Meetings, numbers and traffic jams



Monday and Tuesday:  Java is full of wonderful people; crowded in fact. Getting to meetings in Jakarta means sitting in traffic for way too long. And then hearing mind-boggling stories and statistics of a country and its resources being sold from under them, as if the people didn't exist. And often the World Bank or other "development" banks are involved.

On Monday, SPI staff at Via Campesina headquarters mentioned that Indonesia plans to have 8,500,000 hectares of land turned over to palm oil plantations (for agrofuels for China and ...). What does that look like? Begin with Indonesia being as wide, end-to-end, as Canada. And Haiti's land mass being about 2.something million hectares. That's huge. Among other things, SPI helps farmers reclaim unused land.

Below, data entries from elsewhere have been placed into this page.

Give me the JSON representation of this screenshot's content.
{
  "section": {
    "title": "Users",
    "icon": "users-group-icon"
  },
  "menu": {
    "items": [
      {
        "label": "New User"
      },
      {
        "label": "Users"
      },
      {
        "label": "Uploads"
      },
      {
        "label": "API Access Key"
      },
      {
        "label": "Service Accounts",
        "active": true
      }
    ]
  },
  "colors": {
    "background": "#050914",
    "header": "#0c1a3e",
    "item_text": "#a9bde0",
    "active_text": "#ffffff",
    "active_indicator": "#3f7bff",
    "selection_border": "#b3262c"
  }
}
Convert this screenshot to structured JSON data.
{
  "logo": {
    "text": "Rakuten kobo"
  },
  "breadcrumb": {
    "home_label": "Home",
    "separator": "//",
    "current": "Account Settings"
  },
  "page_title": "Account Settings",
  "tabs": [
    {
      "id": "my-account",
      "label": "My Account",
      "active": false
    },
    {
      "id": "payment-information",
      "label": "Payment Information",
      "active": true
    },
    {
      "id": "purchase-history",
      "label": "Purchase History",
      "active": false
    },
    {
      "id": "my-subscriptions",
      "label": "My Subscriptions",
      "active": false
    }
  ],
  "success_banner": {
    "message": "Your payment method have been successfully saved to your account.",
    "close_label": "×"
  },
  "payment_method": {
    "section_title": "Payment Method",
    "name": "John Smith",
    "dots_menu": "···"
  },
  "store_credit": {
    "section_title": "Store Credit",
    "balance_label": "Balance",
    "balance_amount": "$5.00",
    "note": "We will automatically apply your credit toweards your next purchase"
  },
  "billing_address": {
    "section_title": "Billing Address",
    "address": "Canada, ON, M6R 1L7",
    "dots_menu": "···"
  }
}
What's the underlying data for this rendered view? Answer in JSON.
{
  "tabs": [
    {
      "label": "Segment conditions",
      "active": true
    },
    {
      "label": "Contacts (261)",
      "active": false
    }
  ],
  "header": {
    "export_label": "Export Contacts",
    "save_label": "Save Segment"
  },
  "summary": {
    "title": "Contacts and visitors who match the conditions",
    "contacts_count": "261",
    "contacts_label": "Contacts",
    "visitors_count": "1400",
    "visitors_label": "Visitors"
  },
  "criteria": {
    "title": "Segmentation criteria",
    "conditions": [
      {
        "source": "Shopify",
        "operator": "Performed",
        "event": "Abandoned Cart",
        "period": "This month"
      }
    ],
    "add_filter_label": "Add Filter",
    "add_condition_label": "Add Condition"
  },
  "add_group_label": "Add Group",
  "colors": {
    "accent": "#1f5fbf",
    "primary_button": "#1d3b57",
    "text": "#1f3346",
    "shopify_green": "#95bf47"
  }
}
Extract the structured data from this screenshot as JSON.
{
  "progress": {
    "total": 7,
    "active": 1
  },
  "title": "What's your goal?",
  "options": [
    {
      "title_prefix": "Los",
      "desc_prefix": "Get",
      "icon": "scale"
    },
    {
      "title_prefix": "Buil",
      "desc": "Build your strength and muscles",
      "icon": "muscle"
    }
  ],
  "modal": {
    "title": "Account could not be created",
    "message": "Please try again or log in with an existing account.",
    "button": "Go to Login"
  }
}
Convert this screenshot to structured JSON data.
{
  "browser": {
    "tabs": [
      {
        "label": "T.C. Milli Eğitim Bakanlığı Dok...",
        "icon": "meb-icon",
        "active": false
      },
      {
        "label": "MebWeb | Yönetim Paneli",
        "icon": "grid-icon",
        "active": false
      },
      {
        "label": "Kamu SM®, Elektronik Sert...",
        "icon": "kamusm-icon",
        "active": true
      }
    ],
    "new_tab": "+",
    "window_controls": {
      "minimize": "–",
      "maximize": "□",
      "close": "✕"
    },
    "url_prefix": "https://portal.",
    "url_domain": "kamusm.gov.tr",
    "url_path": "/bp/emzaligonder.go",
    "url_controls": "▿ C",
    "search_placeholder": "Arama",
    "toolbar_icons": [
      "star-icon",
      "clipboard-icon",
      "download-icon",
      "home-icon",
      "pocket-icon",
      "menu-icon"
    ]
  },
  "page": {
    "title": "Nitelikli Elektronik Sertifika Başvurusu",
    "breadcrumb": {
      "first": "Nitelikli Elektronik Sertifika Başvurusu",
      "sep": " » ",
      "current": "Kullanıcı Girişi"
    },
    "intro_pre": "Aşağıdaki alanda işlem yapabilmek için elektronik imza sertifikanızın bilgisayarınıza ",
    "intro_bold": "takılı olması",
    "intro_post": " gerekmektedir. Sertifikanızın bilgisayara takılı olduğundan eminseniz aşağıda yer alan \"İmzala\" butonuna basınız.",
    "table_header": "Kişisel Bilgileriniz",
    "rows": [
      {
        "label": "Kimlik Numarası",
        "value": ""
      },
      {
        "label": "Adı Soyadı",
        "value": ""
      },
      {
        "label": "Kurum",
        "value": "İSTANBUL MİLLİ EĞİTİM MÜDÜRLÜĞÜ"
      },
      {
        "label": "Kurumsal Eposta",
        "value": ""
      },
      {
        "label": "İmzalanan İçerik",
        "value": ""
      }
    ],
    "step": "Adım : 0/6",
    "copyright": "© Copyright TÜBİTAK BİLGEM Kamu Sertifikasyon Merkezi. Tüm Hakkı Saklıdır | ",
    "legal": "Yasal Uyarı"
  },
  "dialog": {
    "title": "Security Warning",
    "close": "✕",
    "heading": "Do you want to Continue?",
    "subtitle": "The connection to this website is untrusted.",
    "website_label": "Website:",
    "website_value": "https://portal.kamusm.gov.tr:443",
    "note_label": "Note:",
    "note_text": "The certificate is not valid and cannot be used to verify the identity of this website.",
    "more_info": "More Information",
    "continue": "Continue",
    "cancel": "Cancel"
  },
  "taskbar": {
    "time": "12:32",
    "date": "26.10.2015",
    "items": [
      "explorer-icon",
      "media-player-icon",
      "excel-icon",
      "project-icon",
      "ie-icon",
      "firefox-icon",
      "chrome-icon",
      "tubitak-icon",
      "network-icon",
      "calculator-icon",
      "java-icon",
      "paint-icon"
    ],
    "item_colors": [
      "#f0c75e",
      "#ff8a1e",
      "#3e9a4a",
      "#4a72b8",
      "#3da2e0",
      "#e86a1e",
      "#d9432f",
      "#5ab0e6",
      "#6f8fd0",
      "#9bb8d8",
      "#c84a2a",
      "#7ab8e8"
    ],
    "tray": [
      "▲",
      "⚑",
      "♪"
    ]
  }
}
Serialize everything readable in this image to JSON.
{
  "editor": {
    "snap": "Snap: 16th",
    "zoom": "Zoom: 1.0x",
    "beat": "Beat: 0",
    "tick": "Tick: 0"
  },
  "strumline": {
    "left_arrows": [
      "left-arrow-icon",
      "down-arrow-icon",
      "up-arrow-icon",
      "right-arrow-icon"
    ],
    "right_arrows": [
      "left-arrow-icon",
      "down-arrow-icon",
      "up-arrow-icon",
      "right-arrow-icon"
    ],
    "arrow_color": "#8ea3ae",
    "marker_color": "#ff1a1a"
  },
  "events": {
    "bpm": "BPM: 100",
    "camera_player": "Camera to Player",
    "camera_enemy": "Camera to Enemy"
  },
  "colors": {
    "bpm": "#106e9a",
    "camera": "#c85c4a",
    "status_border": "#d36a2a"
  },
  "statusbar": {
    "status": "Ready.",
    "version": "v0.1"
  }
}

On Tuesday, we met some staff at KPI, D&P's largest partner in Asia with 28,000 members, mostly at the village level. They casually mentioned that 80% of Indonesia lives in the rural areas. KPI is a women's organization. They've been involved in challenging some of the assumptions of the water laws, including that people shouldn't collect rain water because it's dirty, and that anyway the water companies will provide it to them. Can't help thinking of the Jakarta community we met on Saturday where the women look forward to the rain as a source of free water.